Он показал пальцем на далеко не самого крепкого чувака, справиться с которым теоретически шансы у меня были. Но я глянул на сидящего на полу и отплёвывающегося кровью Соломку. И меня накрыло. Потемнело чисто поле, нет уж дней тех светлых боле … Клинануло, в общем.
— Нет, — покачал я головой и ткнул пальцем в Тарзана. — Вот с этим. Я буду вот с этим биться.
Тарзан радостно заржал. Главарь попытался меня отговорить, но люди его закричали и он не стал настаивать.
Я внимательно рассмотрел соперника. Он был невысокий, но крепкий, накачанный, с такой шеей, что и кувалдой не пробьёшь. Я снял куртку и повесил на сучок, оставшись в футболке. А Тарзан оголил торс и самодовольно поигрывал мышцами.
— Ты типа боксёр или кто там? — ухмыльнулся он, презрительно глядя на меня.
— Борец он, — сказал Маратик. — Две недели как.
— Две недели как борец, — заржал мой противник. — Ну давай, я тоже борец. Несостоявшийся.
Он источал уверенность. Я бы на его месте тоже источал, наверное. Масса у него была явно и намного больше моей. Уже одно это многократно повышало его шансы на победу. А он, видать, ещё и занимался боевыми.
Тарзан начал прыгать и мотать головой, разминая свою бычью шею. Попрыгав, он вальяжно подошёл ко мне ближе и два раза ударил здоровыми, как пушечные ядра, кулачками себя в грудь. Моя задача-минимум была не получить этими ядрышками по чайнику.

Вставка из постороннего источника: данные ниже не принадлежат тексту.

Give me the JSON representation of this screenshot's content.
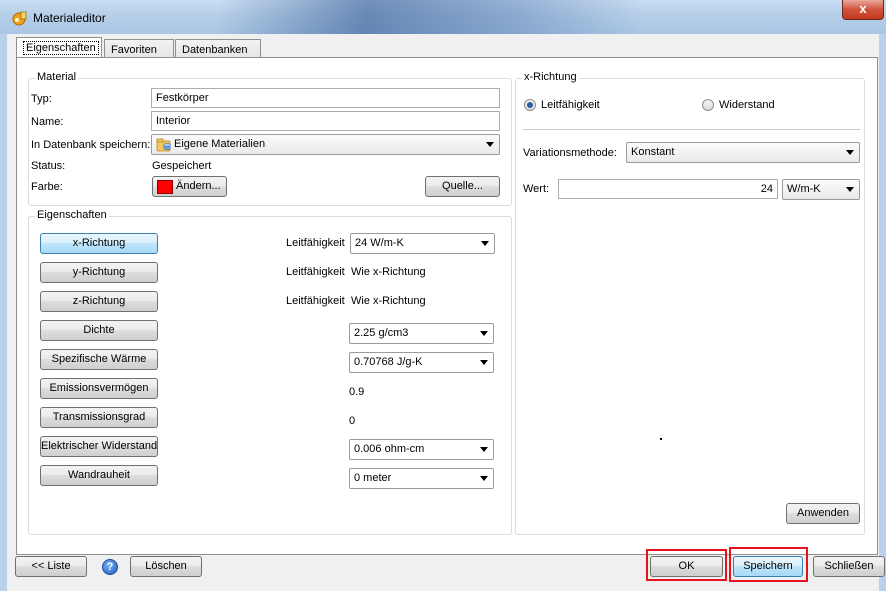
{
  "window": {
    "title": "Materialeditor",
    "close_glyph": "x",
    "icon": "material-editor-icon"
  },
  "tabs": [
    "Eigenschaften",
    "Favoriten",
    "Datenbanken"
  ],
  "material": {
    "group_title": "Material",
    "typ_label": "Typ:",
    "typ_value": "Festkörper",
    "name_label": "Name:",
    "name_value": "Interior",
    "db_label": "In Datenbank speichern:",
    "db_value": "Eigene Materialien",
    "status_label": "Status:",
    "status_value": "Gespeichert",
    "farbe_label": "Farbe:",
    "farbe_button": "Ändern...",
    "farbe_color": "#ff0000",
    "quelle_button": "Quelle..."
  },
  "eigenschaften": {
    "group_title": "Eigenschaften",
    "rows": [
      {
        "button": "x-Richtung",
        "prefix": "Leitfähigkeit",
        "value": "24 W/m-K",
        "kind": "combo",
        "selected": true
      },
      {
        "button": "y-Richtung",
        "prefix": "Leitfähigkeit",
        "value": "Wie x-Richtung",
        "kind": "text"
      },
      {
        "button": "z-Richtung",
        "prefix": "Leitfähigkeit",
        "value": "Wie x-Richtung",
        "kind": "text"
      },
      {
        "button": "Dichte",
        "prefix": "",
        "value": "2.25 g/cm3",
        "kind": "combo"
      },
      {
        "button": "Spezifische Wärme",
        "prefix": "",
        "value": "0.70768 J/g-K",
        "kind": "combo"
      },
      {
        "button": "Emissionsvermögen",
        "prefix": "",
        "value": "0.9",
        "kind": "text"
      },
      {
        "button": "Transmissionsgrad",
        "prefix": "",
        "value": "0",
        "kind": "text"
      },
      {
        "button": "Elektrischer Widerstand",
        "prefix": "",
        "value": "0.006 ohm-cm",
        "kind": "combo"
      },
      {
        "button": "Wandrauheit",
        "prefix": "",
        "value": "0 meter",
        "kind": "combo"
      }
    ]
  },
  "richtung": {
    "group_title": "x-Richtung",
    "radio_1": "Leitfähigkeit",
    "radio_2": "Widerstand",
    "variation_label": "Variationsmethode:",
    "variation_value": "Konstant",
    "wert_label": "Wert:",
    "wert_value": "24",
    "unit_value": "W/m-K",
    "apply_button": "Anwenden"
  },
  "footer": {
    "liste_button": "<< Liste",
    "help_glyph": "?",
    "loeschen_button": "Löschen",
    "ok_button": "OK",
    "speichern_button": "Speichern",
    "schliessen_button": "Schließen"
  },
  "colors": {
    "highlight": "#e4121a",
    "titlebar": "#b6cfe9",
    "selected_button": "#a7d9f5"
  }
}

Такой удар мог бы сразу отправить на овощебазу на постоянное местожительства среди других корнеплодов. Осознавая преимущество, он проявлял беспечность. А ещё он очень хорошо понимал и то, что запросто задавит меня массой. Подманит, бросится вперёд, обхватит ручищами и начнёт давить, ломать. А потом бросит на землю и будет добивать.
— Ну давай, — кивнул он, опустив руки, как бы приглашая нанести удар. — Давай, нападай. Даю тебе фору.

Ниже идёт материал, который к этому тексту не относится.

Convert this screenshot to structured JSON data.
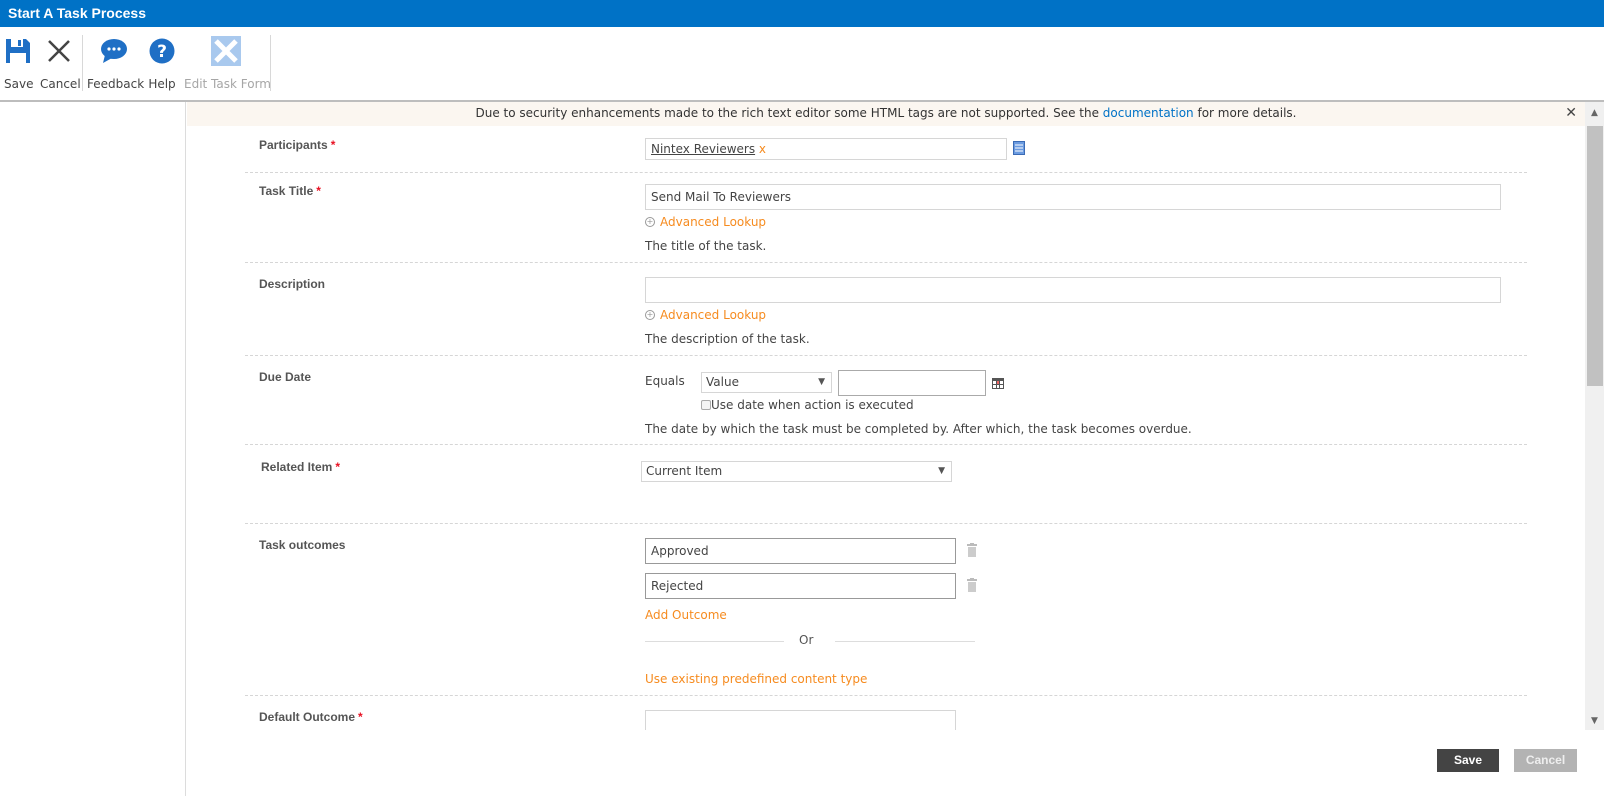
{
  "window": {
    "title": "Start A Task Process"
  },
  "ribbon": {
    "save": "Save",
    "cancel": "Cancel",
    "feedback": "Feedback",
    "help": "Help",
    "edit_task_form": "Edit Task Form"
  },
  "notice": {
    "text_before": "Due to security enhancements made to the rich text editor some HTML tags are not supported. See the ",
    "link": "documentation",
    "text_after": " for more details.",
    "close": "✕"
  },
  "form": {
    "participants": {
      "label": "Participants",
      "required": "*",
      "value": "Nintex Reviewers",
      "remove": "x"
    },
    "task_title": {
      "label": "Task Title",
      "required": "*",
      "value": "Send Mail To Reviewers",
      "lookup": "Advanced Lookup",
      "help": "The title of the task."
    },
    "description": {
      "label": "Description",
      "value": "",
      "lookup": "Advanced Lookup",
      "help": "The description of the task."
    },
    "due_date": {
      "label": "Due Date",
      "operator": "Equals",
      "type_selected": "Value",
      "value": "",
      "checkbox_label": "Use date when action is executed",
      "checkbox_checked": false,
      "help": "The date by which the task must be completed by. After which, the task becomes overdue."
    },
    "related_item": {
      "label": "Related Item",
      "required": "*",
      "selected": "Current Item"
    },
    "task_outcomes": {
      "label": "Task outcomes",
      "outcomes": [
        "Approved",
        "Rejected"
      ],
      "add": "Add Outcome",
      "or": "Or",
      "predefined": "Use existing predefined content type"
    },
    "default_outcome": {
      "label": "Default Outcome",
      "required": "*"
    }
  },
  "footer": {
    "save": "Save",
    "cancel": "Cancel"
  },
  "colors": {
    "brand": "#0072c6",
    "accent_link": "#f68b1f",
    "required": "#e81123"
  }
}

— Поехали! — дал отмашку босс.
Я резко отвёл левое плечо назад, как бы для замаха, явно готовясь нанести удар. А он даже успел сделать такую умильную мордашку, какую обычно взрослые люди обращают к малышам. У-тю-тю-тю-тю… Но хохма была в том, что бить левой я не собирался. Я уже бил. И бил правой.